Historical musicology focuses on the history of music in general. The main emphasis is traditionally on European music cultures from antiquity until the present. Although initially oriented primarily toward philology and biography, the course’s range of methods has been significantly expanded recently and now includes cultural-academic issues, among others. New perspectives from gender research, the history of thought, intercultural research, postcolonial studies, and media studies contribute to a global concept of the past and question the historical awareness of present times. Historical musicology draws both on core music subjects such as harmony instruction, morphology, and composition, and on notation, source analysis, performance and other historical ancillary sciences.

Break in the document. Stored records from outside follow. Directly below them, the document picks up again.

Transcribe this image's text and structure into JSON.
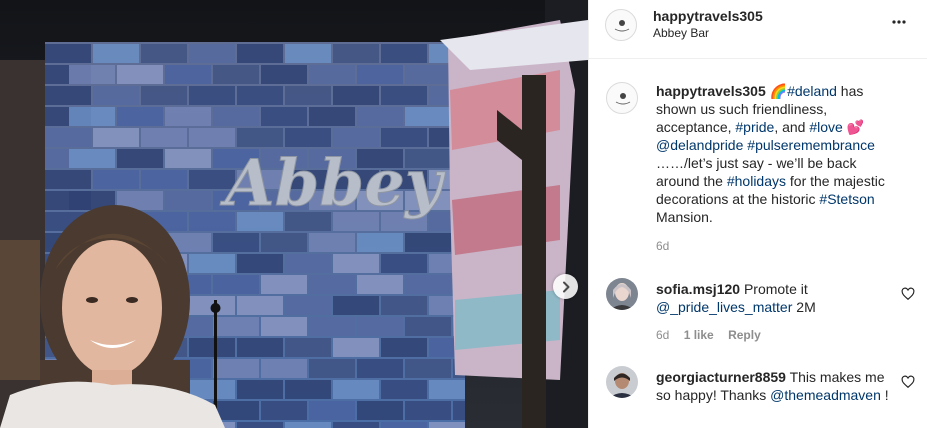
{
  "post": {
    "author": "happytravels305",
    "location": "Abbey Bar",
    "more_icon": "more-horizontal-icon"
  },
  "caption": {
    "username": "happytravels305",
    "emoji_rainbow": "🌈",
    "tag_deland": "#deland",
    "text1": " has shown us such friendliness, acceptance, ",
    "tag_pride": "#pride",
    "text2": ", and ",
    "tag_love": "#love",
    "emoji_heart": "💕",
    "mention_delandpride": "@delandpride",
    "tag_pulseremembrance": "#pulseremembrance",
    "text3": " ……/let’s just say - we’ll be back around the ",
    "tag_holidays": "#holidays",
    "text4": " for the majestic decorations at the historic ",
    "tag_stetson": "#Stetson",
    "text5": " Mansion.",
    "time": "6d"
  },
  "comments": [
    {
      "username": "sofia.msj120",
      "text": " Promote it ",
      "mention": "@_pride_lives_matter",
      "suffix": " 2M",
      "time": "6d",
      "likes": "1 like",
      "reply": "Reply"
    },
    {
      "username": "georgiacturner8859",
      "text": " This makes me so happy! Thanks ",
      "mention": "@themeadmaven",
      "suffix": " !"
    }
  ],
  "photo": {
    "sign_text": "Abbey",
    "next_icon": "chevron-right-icon"
  },
  "colors": {
    "link": "#00376b",
    "muted": "#8e8e8e",
    "text": "#262626"
  }
}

Systematic musicology is an interdisciplinary research field that combines psychological, sociological, biological, physical, aesthetic, and communications academic topics and working methods. It views music as a specific form of human expression and experience that ties into aspects in each of these fields. As an empirical science, systematic musicology uses empirical methods (experiments, surveys, observations) and conducts research and theory proposals based on universal processes. This field is based on practice – the goal is to understand several key characteristics of musical activity and to create a model of understanding with which recurring questions and problems of musical activities can be meaningfully structured and the students’ positions reinforced with arguments.
The goal of the course is learn to understand the history and theory of popular music: its techniques and technologies, its virtuosity, and aesthetic differences and its impact when used in society. The description and analysis of concrete phenomena are generally the starting point for theoretical discussions. Such analysis is not limited to the level of evaluating musical material. Rather, it goes beyond to explore media-specific aspects such as audiovisuality, orchestration, and performance, as well as different (meta) discourses about popular music in newspaper culture sections and in literature. It is also given further context using approaches to cultural analysis developed in English and American cultural studies.